As a family, we continue to hold him at the centre of everything—we have to. Every decision—to go tobogganing, to walk into a store, to increase exposure in the slightest of ways—has him primarily in mind. While I am accustomed to an ongoing level of stress and worry as his mom, this newest variant, coupled with the shift in attitudes and the claims of mildness, have made the worry almost unbearable. We are trying our best, as a family of six, to get through each day as positively as possible, but we are all worn down. 

This week, all four of our kids, Isaiah included, have returned to school in-person. Another decision that was not easy, but one that feels very necessary. Isaiah’s lack of access to education over the last twenty months has caused significant regressions in his skills and behaviours.

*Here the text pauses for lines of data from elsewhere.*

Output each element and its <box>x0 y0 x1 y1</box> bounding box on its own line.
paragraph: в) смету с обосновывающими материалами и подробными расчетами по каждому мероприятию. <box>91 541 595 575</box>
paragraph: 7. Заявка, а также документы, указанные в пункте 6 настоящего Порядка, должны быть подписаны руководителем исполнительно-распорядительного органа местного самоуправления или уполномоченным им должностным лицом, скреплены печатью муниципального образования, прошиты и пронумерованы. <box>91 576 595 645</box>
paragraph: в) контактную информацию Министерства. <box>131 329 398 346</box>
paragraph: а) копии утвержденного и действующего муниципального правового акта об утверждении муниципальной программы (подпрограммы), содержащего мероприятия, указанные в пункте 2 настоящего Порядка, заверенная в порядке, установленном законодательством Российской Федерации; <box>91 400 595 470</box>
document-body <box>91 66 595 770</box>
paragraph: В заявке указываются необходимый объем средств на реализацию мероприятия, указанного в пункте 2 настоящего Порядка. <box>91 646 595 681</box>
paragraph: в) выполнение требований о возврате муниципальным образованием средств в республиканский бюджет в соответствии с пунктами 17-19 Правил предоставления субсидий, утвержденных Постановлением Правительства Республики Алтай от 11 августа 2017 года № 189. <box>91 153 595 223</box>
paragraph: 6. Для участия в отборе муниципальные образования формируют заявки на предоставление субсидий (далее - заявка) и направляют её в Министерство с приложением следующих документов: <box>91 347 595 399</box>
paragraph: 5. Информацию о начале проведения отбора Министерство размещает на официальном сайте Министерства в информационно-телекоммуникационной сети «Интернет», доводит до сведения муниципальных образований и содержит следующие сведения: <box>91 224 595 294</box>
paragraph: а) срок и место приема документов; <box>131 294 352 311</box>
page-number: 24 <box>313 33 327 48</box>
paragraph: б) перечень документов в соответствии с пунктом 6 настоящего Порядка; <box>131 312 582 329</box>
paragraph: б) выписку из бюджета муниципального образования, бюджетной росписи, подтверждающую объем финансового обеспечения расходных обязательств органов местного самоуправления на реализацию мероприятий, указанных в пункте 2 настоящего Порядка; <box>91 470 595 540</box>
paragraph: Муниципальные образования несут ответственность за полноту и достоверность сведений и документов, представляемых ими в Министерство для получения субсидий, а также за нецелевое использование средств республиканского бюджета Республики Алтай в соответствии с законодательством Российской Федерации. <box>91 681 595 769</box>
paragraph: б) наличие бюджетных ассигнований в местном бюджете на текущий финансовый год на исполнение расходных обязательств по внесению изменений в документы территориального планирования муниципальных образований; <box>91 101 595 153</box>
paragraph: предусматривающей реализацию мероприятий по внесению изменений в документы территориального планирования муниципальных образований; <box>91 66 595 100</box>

Watching him lose those bits of progress has been absolutely devastating and knowing that he may never recover them is even worse. 

As the parent of a kid with disabilities, I already know most people don’t care about kids like mine, but seeing it—hearing people flout Omicron’s alleged mildness—has really shown me how easily people can disregard a life. It shines a light on the other pandemic—the one of ableism—that has been raging in the background. And unfortunately there’s no vaccine for that one.